5) Live traps: Live traps are not recommended because trapped rats must either be killed or released elsewhere. Releasing rats outdoors is not recommended because of health concerns to people, pets, and other domestic animals. Because neither the roof nor Norway rat is native to this country, their presence in the wild is very detrimental to native ecosystems. They have been known to decimate some bird populations.

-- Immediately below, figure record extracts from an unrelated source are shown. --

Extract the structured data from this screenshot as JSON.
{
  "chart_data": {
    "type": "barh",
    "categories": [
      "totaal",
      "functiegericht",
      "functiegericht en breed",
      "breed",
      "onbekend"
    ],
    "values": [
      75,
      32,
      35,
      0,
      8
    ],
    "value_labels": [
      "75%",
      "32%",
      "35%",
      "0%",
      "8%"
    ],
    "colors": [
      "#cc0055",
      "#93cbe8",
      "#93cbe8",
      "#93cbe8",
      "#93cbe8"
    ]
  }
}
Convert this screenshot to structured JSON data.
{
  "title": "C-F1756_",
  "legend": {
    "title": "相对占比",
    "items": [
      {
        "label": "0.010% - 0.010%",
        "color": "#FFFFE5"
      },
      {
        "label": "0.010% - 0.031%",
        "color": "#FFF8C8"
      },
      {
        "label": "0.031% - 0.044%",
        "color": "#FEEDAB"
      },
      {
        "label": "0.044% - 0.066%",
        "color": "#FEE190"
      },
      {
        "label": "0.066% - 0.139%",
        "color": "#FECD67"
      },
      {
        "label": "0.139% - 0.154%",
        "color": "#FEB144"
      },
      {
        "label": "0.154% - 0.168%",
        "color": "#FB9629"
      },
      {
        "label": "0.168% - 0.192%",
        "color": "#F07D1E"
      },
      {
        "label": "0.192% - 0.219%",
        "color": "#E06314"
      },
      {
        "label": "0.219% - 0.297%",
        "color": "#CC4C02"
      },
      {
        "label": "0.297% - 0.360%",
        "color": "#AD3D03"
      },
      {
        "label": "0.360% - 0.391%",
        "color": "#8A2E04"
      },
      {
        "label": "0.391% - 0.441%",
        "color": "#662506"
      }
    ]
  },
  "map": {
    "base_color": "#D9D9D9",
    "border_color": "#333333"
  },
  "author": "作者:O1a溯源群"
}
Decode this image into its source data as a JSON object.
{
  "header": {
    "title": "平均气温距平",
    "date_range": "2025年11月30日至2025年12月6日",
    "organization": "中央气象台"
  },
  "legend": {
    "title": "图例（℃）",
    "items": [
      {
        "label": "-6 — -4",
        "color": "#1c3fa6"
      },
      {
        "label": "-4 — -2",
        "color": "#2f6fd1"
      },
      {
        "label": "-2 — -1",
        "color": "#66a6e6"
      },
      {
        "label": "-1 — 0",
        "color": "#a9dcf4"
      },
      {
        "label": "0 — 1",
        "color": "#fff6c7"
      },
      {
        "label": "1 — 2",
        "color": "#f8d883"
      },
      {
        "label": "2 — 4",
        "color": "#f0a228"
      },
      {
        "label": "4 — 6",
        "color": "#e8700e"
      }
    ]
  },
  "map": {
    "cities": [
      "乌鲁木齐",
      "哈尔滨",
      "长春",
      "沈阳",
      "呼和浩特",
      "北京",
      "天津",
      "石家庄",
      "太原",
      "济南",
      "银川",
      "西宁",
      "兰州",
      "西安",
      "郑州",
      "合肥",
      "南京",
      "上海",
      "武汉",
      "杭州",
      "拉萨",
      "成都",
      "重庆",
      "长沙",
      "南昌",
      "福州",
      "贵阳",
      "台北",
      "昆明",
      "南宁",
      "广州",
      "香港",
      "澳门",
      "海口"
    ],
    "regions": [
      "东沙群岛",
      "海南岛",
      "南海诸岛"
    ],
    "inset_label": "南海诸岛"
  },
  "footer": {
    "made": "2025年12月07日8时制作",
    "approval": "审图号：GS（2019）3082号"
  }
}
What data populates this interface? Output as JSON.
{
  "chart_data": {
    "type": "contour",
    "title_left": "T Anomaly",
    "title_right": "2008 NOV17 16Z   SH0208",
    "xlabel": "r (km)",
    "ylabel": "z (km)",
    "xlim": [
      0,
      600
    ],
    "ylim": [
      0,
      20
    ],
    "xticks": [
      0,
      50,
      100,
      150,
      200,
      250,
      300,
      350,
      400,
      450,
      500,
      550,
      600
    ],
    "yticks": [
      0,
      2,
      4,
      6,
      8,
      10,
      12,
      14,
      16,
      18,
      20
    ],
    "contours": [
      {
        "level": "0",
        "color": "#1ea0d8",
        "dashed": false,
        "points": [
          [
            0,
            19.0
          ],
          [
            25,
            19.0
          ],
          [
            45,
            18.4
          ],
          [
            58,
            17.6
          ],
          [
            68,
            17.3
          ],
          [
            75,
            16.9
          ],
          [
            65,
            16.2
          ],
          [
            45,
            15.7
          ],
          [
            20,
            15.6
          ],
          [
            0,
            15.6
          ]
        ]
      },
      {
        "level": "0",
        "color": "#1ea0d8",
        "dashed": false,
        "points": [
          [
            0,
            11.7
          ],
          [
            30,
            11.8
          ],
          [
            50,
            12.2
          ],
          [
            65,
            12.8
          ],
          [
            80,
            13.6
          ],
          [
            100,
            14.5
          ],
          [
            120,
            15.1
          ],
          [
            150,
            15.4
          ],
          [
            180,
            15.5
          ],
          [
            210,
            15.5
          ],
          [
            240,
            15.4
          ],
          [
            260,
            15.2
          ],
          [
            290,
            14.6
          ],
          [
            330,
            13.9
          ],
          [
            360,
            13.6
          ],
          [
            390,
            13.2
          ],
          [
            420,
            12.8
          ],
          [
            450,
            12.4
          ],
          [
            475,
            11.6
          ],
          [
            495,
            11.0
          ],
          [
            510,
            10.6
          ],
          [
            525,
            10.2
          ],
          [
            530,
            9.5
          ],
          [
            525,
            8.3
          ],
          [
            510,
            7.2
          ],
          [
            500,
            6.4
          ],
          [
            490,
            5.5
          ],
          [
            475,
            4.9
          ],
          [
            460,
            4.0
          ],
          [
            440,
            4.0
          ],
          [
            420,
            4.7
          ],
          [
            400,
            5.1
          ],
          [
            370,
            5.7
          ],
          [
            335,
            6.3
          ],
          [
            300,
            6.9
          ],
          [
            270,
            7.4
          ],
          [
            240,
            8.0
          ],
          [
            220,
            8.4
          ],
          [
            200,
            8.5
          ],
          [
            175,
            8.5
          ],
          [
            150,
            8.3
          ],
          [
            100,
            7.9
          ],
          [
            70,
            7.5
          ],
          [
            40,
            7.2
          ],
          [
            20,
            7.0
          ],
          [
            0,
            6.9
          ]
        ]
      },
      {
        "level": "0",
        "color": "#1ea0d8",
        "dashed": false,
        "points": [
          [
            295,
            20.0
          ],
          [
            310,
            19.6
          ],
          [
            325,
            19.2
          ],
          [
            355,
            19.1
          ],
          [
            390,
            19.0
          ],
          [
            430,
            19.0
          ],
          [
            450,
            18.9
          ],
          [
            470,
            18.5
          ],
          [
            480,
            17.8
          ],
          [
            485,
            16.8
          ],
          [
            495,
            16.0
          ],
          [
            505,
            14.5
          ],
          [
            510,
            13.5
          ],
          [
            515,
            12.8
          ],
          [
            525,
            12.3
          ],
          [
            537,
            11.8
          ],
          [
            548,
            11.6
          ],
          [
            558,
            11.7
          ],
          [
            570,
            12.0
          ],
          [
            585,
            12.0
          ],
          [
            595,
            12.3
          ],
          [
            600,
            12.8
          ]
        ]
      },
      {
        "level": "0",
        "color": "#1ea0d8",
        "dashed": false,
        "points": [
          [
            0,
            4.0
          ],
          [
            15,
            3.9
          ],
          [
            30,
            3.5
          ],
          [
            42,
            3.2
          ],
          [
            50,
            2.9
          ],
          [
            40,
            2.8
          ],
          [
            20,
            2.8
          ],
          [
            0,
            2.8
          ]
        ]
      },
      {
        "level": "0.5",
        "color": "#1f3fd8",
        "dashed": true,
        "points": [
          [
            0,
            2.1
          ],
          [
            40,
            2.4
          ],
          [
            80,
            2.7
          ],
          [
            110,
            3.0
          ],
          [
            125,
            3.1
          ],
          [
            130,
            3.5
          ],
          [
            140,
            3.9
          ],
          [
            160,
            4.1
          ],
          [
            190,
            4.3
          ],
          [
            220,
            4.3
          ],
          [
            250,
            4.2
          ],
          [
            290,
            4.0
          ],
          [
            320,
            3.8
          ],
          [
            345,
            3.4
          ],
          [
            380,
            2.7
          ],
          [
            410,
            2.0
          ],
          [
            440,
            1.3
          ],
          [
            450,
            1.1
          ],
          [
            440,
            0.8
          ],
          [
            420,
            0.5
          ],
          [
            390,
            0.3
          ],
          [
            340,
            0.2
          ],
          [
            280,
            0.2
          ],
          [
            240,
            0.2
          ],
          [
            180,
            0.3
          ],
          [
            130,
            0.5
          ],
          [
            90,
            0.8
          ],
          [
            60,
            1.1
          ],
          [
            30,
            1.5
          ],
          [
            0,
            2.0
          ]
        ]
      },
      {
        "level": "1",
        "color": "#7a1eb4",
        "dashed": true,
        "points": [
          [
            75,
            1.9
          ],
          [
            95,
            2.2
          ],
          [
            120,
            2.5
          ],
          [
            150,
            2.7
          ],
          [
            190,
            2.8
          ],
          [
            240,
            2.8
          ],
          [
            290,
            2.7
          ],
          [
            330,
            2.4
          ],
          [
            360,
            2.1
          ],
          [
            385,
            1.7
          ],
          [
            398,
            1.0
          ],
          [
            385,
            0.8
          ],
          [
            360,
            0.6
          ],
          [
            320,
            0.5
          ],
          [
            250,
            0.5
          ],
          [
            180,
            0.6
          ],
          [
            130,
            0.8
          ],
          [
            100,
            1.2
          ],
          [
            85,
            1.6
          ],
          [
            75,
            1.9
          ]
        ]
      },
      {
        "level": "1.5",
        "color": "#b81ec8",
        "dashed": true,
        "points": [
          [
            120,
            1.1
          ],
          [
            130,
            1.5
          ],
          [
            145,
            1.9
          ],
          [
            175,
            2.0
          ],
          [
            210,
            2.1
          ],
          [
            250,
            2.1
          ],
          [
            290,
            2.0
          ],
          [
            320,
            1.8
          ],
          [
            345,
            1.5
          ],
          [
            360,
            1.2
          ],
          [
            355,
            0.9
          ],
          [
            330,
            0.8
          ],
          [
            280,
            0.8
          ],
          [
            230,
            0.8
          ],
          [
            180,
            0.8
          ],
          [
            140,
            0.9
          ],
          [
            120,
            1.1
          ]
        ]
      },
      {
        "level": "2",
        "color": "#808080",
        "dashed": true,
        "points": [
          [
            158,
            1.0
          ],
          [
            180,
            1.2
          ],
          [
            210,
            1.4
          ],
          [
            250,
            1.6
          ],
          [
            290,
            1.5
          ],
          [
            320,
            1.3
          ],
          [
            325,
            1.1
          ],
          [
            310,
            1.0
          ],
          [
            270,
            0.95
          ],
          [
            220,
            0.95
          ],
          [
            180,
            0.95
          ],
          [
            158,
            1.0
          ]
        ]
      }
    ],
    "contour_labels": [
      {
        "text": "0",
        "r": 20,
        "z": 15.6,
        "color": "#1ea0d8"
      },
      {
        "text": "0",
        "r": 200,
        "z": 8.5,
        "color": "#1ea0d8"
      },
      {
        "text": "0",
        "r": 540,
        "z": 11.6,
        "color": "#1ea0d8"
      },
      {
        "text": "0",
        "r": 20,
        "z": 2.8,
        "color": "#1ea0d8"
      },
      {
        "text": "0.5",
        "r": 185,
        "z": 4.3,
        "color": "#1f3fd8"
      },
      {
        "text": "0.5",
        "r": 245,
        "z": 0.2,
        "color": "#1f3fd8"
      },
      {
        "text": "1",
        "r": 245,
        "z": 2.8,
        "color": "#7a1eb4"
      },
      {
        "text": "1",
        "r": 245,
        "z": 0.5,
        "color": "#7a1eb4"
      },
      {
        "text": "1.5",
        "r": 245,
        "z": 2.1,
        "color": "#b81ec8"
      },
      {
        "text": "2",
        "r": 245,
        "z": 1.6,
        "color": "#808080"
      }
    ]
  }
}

6) Toxic bait: While trapping is generally recommended for controlling rats indoors, when the number of rats around a building is high, you may need to use toxic baits to achieve adequate control, especially if there is a continuous re-infestation from surrounding areas. If this is the case, consider hiring a licensed pest control applicator, who is trained to use rodenticides safely.
7) Bait station: Bait stations or boxes are often used with baits of all kinds. These enclosures protect the bait from weather and restrict accessibility to rodents, providing a safeguard for people, pets, and other animals. Bait stations should be large enough to accommodate several rats at a time and should contain a bait-holding compartment. Each station should have at least two openings for rats to enter and exit.
Place bait stations next to walls or in places where rats will encounter them. Commercial bait stations are available in a variety of sizes and shapes. Stations that may be accessible to children or pets must be made of sturdy, tamper-resistant material and be secured in a way that they cannot be tipped. See the product label for additional information. All bait stations should be clearly labelled.